Lors des manifestations de décembre, Morsi rebaptisé « Morsilini », souvent affublé d’une croix gammée sur les pancartes des manifestants, a été sauvé par l’opposition libérale, socialiste nassériste, démocrate révolutionnaire et de gauche. Celle-ci s’est unie à cette occasion dans un Front de Salut National ( FSN) de 18 partis sous la direction des libéraux non pas pour prolonger la volonté populaire de faire tomber le régime, mais au contraire pour détourner la colère de la rue dans les urnes du référendum constitutionnel proposé par Morsi comme ultime carte pour sauver son régime. Le but de ce dernier était de canaliser la révolution dans les urnes mais aussi de la diviser autour de la question religieuse, pour ou contre une constitution centrée sur la charia. Le FSN a joué le jeu, sachant pourtant qu’il ne pouvait gagner ce référendum, alors que les Frères Musulmans et ses alliés salafistes et jihadistes disposaient de tous les pouvoirs pour frauder à leur gré, ce dont ils ne se sont pas privés.

Ainsi, ce n’est pas tant le succès du « oui » – à 64% – à la constitution que la faible participation – 30% – donnant un prolongement au mouvement de la rue, qui a surtout marqué ce scrutin.
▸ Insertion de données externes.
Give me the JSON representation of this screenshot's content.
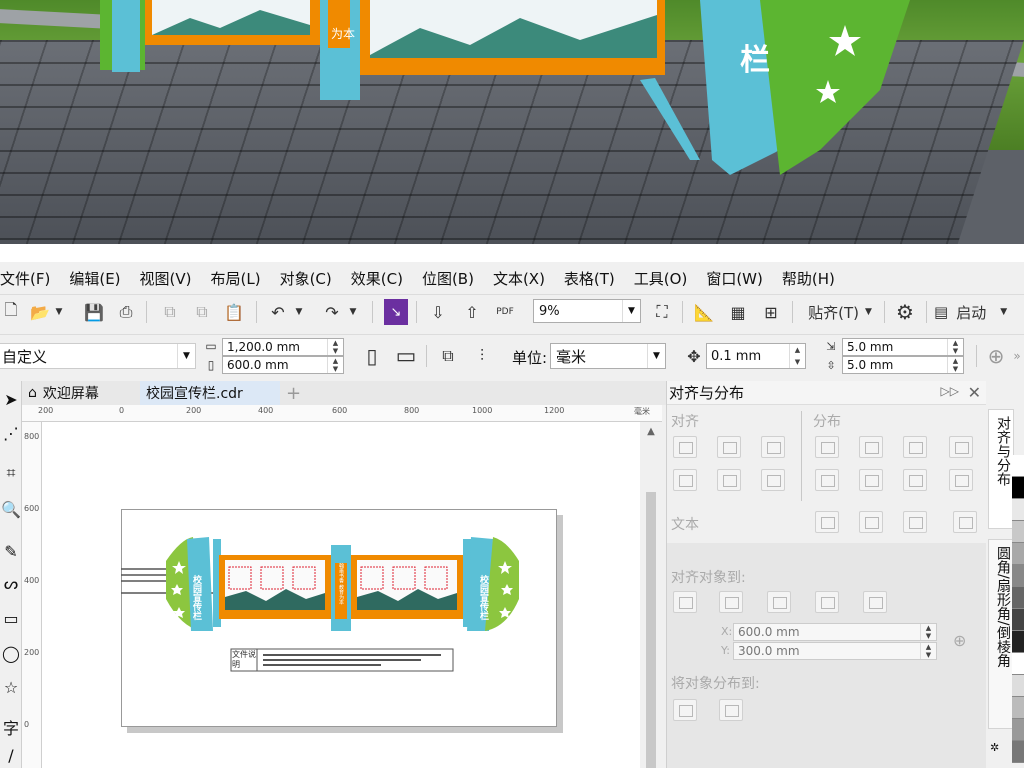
{
  "menu": [
    "文件(F)",
    "编辑(E)",
    "视图(V)",
    "布局(L)",
    "对象(C)",
    "效果(C)",
    "位图(B)",
    "文本(X)",
    "表格(T)",
    "工具(O)",
    "窗口(W)",
    "帮助(H)"
  ],
  "toolbar1": {
    "zoom": "9%",
    "snap_label": "贴齐(T)",
    "launch_label": "启动",
    "pdf_label": "PDF"
  },
  "toolbar2": {
    "preset": "自定义",
    "width": "1,200.0 mm",
    "height": "600.0 mm",
    "units_label": "单位:",
    "units_value": "毫米",
    "nudge": "0.1 mm",
    "dup_x": "5.0 mm",
    "dup_y": "5.0 mm"
  },
  "tabs": {
    "welcome": "欢迎屏幕",
    "document": "校园宣传栏.cdr"
  },
  "ruler": {
    "h_ticks": [
      "200",
      "0",
      "200",
      "400",
      "600",
      "800",
      "1000",
      "1200"
    ],
    "h_unit": "毫米",
    "v_ticks": [
      "800",
      "600",
      "400",
      "200",
      "0"
    ]
  },
  "artwork": {
    "side_title": "校园宣传栏",
    "side_title_right": "校园宣传栏",
    "center_text": "为本",
    "center_strip": "翰墨书香 教育为本",
    "caption_label": "文件说明"
  },
  "docker": {
    "title": "对齐与分布",
    "align_label": "对齐",
    "distribute_label": "分布",
    "text_label": "文本",
    "align_to_label": "对齐对象到:",
    "x_label": "X:",
    "x_value": "600.0 mm",
    "y_label": "Y:",
    "y_value": "300.0 mm",
    "distribute_to_label": "将对象分布到:"
  },
  "side_tabs": [
    "对齐与分布",
    "圆角/扇形角/倒棱角"
  ],
  "colors": {
    "accent": "#f08a00",
    "teal": "#5bc0d6",
    "green": "#5cb531",
    "menu_bg": "#f0f0f0"
  },
  "palette": [
    "#ffffff",
    "#000000",
    "#e8e8e8",
    "#c8c8c8",
    "#a8a8a8",
    "#888888",
    "#666666",
    "#444444",
    "#222222",
    "#ffffff",
    "#dddddd",
    "#bbbbbb",
    "#999999",
    "#777777"
  ]
}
Ce résultat a enlevé tout crédit à cette constitution usurpée. Mais il a surtout rendu visible le formidable fossé entre le peuple égyptien et tous les partis institutionnels. Non seulement près de 80% des électeurs n’ont pas voté en faveur du « oui », mais près de 70%, en refusant de participer à cette farce électorale elle-même, ont désavoué tout à la fois le pouvoir et l’opposition officielle. L’ensemble des partis a été mis en minorité par le peuple.

Cela s’est vu très clairement dans les manifestations de fin janvier 2013 où, plus aucun parti ni leaders d’opposition n’avait d’autorité sur le mouvement. Place Tahrir, les tribunes traditionnelles des partis ont disparu, seul un « crieur » public informe la foule, hauts-parleurs à fond, donne les nouvelles des différents manifs, des villes… harangue la foule  » A bas le Morshid », dirigeant des Frères Musulmans… Signe et symptôme du moment, seuls les groupes de supporters de foot Ultra et des factions de manifestants radicaux apparus fin janvier, auto-baptisés Black Blocs, parfois nommés « garde révolutionnaire » par la presse, gardent l’adhésion des manifestants et en expriment, au fond, le sentiment politique. Plus personne ne croit aux solutions de l’islam, de la démocratie représentative ou des voies pacifiques. Ce n’est pas une surprise. Toute l’année 2012, depuis les mouvements de fin janvier et début février 2012 jusqu’à ces tentatives insurrectionnelles de décembre puis à nouveau maintenant fin janvier et probablement encore plus en février, en passant par les élections présidentielles de mai-juin, a montré, d’une part, ce divorce entre le peuple égyptien qui continue la révolution et ses partis qui s’y opposent ou y rechignent et, d’autre part, cette recherche populaire des voies et des moyens d’une deuxième révolution.